Cultural Trauma and Group Conflict: Violence Begets Violence

Sometimes, this cultural trauma process results in further violence. As the group comes to understand the harms they have suffered and assign responsibility, they can seek violent retaliation against the offending perpetrators. Examples include the bombing of Pearl Harbor (and subsequent Japanese internment and Hiroshima/Nagasaki bombings), and the 9/11 attacks leading to the U.S. War on Terror. In ex-Yugoslavia, ancient collective memories were stoked and reconstructed by elites to provoke inter-ethnic violence that led to ten years of war, genocide, and ethnic cleansing. In Hawai’i, Irwin and Umemoto trace the emotional and psychological effects of violent colonial subjugation, such as distress, outrage, and depression, to contemporary violence among Pacific Islander youth.

Memory Work: Social Solidarity and Empowerment

Sociological research also provides examples of people “making sense” of difficult pasts by doing “memory work,” which can include art, music, and other cultural production.

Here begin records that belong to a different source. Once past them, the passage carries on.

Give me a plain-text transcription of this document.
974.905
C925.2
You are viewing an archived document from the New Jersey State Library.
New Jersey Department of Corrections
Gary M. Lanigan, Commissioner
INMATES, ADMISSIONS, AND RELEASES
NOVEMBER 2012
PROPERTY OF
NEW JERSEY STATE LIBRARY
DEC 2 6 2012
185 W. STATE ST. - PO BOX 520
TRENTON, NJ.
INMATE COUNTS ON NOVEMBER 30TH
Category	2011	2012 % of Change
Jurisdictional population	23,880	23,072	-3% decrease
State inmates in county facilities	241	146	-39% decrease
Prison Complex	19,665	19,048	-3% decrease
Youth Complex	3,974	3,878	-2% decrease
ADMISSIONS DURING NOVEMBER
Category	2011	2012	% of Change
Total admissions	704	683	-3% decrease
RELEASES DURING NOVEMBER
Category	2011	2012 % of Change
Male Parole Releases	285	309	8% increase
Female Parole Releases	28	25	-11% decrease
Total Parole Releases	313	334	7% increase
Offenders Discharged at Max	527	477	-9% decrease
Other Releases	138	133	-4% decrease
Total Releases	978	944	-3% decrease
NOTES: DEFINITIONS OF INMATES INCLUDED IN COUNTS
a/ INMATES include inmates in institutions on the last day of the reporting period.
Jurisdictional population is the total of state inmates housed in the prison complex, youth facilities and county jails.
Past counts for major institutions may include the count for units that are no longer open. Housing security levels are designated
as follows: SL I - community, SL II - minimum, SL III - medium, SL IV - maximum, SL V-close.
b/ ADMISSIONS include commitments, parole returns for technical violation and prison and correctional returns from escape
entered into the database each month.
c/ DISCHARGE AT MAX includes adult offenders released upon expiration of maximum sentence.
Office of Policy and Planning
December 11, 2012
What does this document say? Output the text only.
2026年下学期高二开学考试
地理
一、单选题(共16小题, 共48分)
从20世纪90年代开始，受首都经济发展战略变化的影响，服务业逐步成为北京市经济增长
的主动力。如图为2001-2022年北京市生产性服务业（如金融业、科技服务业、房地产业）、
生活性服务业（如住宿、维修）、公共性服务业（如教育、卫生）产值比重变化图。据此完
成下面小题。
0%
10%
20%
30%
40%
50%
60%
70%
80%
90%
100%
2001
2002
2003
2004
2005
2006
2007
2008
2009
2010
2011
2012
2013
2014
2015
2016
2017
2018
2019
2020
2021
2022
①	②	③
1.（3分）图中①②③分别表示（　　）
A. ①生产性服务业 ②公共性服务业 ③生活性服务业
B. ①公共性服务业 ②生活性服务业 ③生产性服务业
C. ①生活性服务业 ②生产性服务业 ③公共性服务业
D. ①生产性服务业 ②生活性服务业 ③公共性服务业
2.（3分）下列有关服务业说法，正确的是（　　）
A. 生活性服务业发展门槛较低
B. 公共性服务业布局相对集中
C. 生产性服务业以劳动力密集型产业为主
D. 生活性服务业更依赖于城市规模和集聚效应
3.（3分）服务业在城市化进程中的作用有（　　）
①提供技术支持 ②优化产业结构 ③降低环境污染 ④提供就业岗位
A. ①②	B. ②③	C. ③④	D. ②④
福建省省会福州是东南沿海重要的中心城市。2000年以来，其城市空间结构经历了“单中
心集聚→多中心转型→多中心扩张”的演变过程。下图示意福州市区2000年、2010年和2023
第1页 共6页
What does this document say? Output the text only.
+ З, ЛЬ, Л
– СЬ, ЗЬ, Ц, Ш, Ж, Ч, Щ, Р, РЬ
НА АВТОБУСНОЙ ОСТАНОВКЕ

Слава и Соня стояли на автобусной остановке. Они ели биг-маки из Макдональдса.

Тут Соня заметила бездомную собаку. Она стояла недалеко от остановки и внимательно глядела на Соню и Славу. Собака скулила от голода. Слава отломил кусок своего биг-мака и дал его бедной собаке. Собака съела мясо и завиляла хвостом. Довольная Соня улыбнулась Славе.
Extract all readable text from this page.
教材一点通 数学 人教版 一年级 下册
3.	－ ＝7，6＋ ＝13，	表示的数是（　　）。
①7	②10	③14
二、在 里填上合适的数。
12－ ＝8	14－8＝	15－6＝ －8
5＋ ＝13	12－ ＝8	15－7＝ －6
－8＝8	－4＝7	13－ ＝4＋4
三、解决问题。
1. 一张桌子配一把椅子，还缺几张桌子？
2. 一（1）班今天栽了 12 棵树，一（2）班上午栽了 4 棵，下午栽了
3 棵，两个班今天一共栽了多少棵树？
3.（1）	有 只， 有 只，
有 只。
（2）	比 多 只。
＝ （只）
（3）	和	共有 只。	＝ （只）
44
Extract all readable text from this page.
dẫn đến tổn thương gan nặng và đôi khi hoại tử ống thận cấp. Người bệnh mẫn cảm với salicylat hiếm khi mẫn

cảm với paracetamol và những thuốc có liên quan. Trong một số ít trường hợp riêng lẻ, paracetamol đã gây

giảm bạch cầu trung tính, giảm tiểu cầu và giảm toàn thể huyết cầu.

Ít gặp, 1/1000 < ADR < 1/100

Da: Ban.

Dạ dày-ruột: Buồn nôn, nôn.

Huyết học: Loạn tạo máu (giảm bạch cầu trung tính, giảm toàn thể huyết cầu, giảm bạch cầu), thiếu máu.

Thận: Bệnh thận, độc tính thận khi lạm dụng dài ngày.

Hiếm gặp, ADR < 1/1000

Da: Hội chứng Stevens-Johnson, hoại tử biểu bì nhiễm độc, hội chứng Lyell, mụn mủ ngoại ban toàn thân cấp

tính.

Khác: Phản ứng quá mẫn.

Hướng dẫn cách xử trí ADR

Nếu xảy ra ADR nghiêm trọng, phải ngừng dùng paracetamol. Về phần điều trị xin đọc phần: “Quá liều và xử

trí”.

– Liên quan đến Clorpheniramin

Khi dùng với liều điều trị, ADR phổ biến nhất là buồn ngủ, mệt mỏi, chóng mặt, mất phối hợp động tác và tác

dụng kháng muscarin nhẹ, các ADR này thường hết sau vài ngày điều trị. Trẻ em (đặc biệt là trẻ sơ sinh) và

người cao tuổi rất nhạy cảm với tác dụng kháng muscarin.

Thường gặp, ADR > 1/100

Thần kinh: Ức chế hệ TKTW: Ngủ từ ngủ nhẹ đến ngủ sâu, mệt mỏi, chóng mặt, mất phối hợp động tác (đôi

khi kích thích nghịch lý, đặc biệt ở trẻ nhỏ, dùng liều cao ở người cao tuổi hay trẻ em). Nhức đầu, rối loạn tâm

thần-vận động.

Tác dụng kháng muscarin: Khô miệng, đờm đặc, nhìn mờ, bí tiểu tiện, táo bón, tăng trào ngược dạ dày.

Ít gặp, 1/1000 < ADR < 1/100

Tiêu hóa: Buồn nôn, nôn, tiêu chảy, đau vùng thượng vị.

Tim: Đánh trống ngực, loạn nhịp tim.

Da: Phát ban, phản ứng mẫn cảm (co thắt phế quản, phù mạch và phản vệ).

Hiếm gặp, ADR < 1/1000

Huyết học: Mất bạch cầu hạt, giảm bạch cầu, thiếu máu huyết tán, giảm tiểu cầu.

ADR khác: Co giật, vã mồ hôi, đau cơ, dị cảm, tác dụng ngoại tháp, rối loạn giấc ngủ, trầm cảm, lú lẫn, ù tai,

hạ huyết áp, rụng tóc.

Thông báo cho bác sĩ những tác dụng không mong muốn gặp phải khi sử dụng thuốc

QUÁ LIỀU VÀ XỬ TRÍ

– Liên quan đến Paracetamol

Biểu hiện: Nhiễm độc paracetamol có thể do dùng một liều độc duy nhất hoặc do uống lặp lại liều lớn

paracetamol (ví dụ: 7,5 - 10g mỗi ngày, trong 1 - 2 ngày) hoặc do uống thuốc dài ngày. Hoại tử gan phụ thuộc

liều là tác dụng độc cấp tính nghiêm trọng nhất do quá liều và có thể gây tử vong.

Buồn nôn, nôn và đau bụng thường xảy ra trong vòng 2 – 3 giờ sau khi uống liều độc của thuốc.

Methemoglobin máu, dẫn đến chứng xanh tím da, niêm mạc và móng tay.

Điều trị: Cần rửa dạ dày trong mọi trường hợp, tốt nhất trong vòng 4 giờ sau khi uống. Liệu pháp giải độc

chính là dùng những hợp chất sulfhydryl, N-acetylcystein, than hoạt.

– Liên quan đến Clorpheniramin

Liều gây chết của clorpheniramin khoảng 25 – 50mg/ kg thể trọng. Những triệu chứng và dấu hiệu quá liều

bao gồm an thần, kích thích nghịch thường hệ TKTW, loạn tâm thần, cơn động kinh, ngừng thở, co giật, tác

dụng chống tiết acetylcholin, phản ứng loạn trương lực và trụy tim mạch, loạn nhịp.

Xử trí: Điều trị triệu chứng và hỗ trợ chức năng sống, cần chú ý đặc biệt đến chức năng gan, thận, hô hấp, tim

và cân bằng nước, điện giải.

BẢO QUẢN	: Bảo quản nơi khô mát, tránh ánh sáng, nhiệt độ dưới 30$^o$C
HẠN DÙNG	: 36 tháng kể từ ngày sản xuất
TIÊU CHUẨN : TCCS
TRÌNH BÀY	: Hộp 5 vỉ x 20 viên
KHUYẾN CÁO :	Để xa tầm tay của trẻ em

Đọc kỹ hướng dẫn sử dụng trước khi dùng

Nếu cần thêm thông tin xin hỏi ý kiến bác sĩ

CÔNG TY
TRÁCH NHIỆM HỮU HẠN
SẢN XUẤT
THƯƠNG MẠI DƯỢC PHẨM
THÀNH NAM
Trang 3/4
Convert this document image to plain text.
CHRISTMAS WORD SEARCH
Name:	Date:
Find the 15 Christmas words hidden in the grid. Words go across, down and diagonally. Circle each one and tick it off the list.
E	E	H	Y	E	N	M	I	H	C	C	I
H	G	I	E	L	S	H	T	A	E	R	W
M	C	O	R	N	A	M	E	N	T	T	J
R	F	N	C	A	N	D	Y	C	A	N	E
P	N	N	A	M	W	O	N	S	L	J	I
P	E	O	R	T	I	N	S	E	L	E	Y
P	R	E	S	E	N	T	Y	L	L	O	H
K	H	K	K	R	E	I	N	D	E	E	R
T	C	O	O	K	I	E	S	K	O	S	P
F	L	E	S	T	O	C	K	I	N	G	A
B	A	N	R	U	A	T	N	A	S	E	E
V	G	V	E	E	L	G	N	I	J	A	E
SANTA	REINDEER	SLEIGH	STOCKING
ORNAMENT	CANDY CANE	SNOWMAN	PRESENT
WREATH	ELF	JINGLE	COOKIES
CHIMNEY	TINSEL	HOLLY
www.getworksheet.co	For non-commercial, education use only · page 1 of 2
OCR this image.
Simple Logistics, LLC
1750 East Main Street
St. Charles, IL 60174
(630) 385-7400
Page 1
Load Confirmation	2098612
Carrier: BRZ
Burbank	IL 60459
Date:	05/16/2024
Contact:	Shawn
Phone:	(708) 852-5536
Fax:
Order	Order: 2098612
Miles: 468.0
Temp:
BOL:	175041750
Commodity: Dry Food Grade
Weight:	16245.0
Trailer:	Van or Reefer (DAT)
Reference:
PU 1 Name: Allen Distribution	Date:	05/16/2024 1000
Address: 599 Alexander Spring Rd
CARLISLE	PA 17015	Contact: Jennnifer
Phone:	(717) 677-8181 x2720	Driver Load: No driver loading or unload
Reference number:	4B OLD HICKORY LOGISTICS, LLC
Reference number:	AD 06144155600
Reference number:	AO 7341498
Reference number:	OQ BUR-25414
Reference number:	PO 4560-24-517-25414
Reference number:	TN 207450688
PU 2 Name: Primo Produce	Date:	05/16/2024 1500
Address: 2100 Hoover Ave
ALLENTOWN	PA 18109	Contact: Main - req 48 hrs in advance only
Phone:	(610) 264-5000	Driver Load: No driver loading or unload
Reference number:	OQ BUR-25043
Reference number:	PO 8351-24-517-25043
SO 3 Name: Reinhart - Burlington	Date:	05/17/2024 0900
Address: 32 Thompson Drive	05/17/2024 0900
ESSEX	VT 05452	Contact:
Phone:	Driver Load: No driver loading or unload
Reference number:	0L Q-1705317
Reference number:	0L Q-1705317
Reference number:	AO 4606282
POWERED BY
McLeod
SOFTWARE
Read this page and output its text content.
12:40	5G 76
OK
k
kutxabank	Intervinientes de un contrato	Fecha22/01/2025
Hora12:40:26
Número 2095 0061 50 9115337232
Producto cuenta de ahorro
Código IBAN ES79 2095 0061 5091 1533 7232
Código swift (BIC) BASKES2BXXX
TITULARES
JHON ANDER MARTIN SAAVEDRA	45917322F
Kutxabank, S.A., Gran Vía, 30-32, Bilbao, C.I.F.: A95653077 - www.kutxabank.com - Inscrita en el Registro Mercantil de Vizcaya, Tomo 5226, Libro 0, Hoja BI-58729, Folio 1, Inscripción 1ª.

For example, second-generation Sikhs in the U.S. are using internet spaces to challenge dominant narratives of the 1984 anti-Sikh violence in India, contributing to group solidarity, resilience, and identity within their communities here in the U.S. Similarly, the children of Vietnamese refugees are using graphic novels and hip-hop music to articulate how the Vietnam War contributes to current struggles in the Vietnamese community. This shared understanding and validation then empower communities to fight for recognition and social justice. 

When a group experiences a horrific event, the social effects live on to future generations. Understanding these effects is crucial for developing solutions to group suffering moving forward. Going through the cultural trauma process is necessary to overcome difficult pasts, but it is critical that this process occurs in a way that promotes justice and peace rather than further violence.